Picture Theory

Woke up to Amy and Miles having a disagreement. Not the usual kind of disagreement parents have with three-year-olds, like “I don’t WANT to brush my teeth!” or “I don’t LIKE that kind of Cheerios!” This disagreement was of a different order:

Amy: “And this one is a Troodon.”

Miles: “No mommy, that’s a Gallimimus.”

Amy: “But the book says right here that it’s a Troodon.”

Miles: “Well, mommy, I think the author made a misSTAKE, because I know what is a Gallimumus like at the Lawrence Hall of Science and that is a Gallimumus.”

Miles has memorized so many kinds of dinosaurs / dogs / monkies / planets / trains, etc. it makes my head spin. But what really fascinates me about these kinds of conversations is the fact that he’s done so without being able to read. Whereas an adult will trust almost without question what’s written on the page to describe a thing, he relies entirely on the picture.

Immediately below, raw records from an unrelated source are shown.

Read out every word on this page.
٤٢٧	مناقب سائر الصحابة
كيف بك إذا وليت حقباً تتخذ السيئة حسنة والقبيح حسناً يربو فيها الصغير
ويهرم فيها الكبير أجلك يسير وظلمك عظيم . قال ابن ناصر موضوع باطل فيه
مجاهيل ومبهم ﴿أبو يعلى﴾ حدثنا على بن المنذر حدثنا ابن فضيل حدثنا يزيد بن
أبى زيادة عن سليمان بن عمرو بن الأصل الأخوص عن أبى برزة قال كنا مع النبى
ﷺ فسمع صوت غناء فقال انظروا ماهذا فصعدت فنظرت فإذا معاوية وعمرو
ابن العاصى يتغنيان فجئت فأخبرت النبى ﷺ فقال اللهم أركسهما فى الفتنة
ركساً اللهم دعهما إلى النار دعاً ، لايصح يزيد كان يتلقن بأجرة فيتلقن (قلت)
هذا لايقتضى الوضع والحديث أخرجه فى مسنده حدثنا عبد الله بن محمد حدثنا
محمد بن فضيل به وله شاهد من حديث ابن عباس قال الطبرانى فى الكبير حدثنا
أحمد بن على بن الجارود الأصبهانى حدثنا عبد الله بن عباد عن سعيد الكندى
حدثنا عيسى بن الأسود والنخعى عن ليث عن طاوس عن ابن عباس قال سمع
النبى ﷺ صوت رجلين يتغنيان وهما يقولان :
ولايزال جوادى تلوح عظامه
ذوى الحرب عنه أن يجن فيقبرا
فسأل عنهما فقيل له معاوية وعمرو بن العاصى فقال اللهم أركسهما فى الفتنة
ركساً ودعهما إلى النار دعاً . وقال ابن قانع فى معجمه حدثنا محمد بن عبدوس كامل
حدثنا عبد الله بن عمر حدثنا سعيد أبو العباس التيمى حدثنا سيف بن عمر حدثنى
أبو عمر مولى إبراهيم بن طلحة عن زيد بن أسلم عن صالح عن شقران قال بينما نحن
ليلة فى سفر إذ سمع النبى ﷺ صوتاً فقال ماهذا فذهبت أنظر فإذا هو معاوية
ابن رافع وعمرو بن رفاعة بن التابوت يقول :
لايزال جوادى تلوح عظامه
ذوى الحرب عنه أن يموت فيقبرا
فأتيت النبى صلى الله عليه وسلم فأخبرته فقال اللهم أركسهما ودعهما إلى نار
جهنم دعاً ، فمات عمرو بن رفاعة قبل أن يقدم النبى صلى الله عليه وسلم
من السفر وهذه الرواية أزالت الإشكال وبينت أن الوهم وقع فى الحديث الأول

So for him, it’s confusing when we rely on the printed word if that word doesn’t match his picture universe.

From Wittgenstein’s Picture Theory:

2.1 We picture fact to ourselves.

2.11 A picture presents a situation in logical space, the existence and non-existence of states of affairs.

2.12 A picture is a model of reality.

2.16 If a fact is to be a picture, it must have something in common with what it depicts.

2.18 What any picture, of whatever form, must have in common with reality, in order to depict it—-correctly or incorrectly—-in any way at all, is logical form, i.e. the form of reality.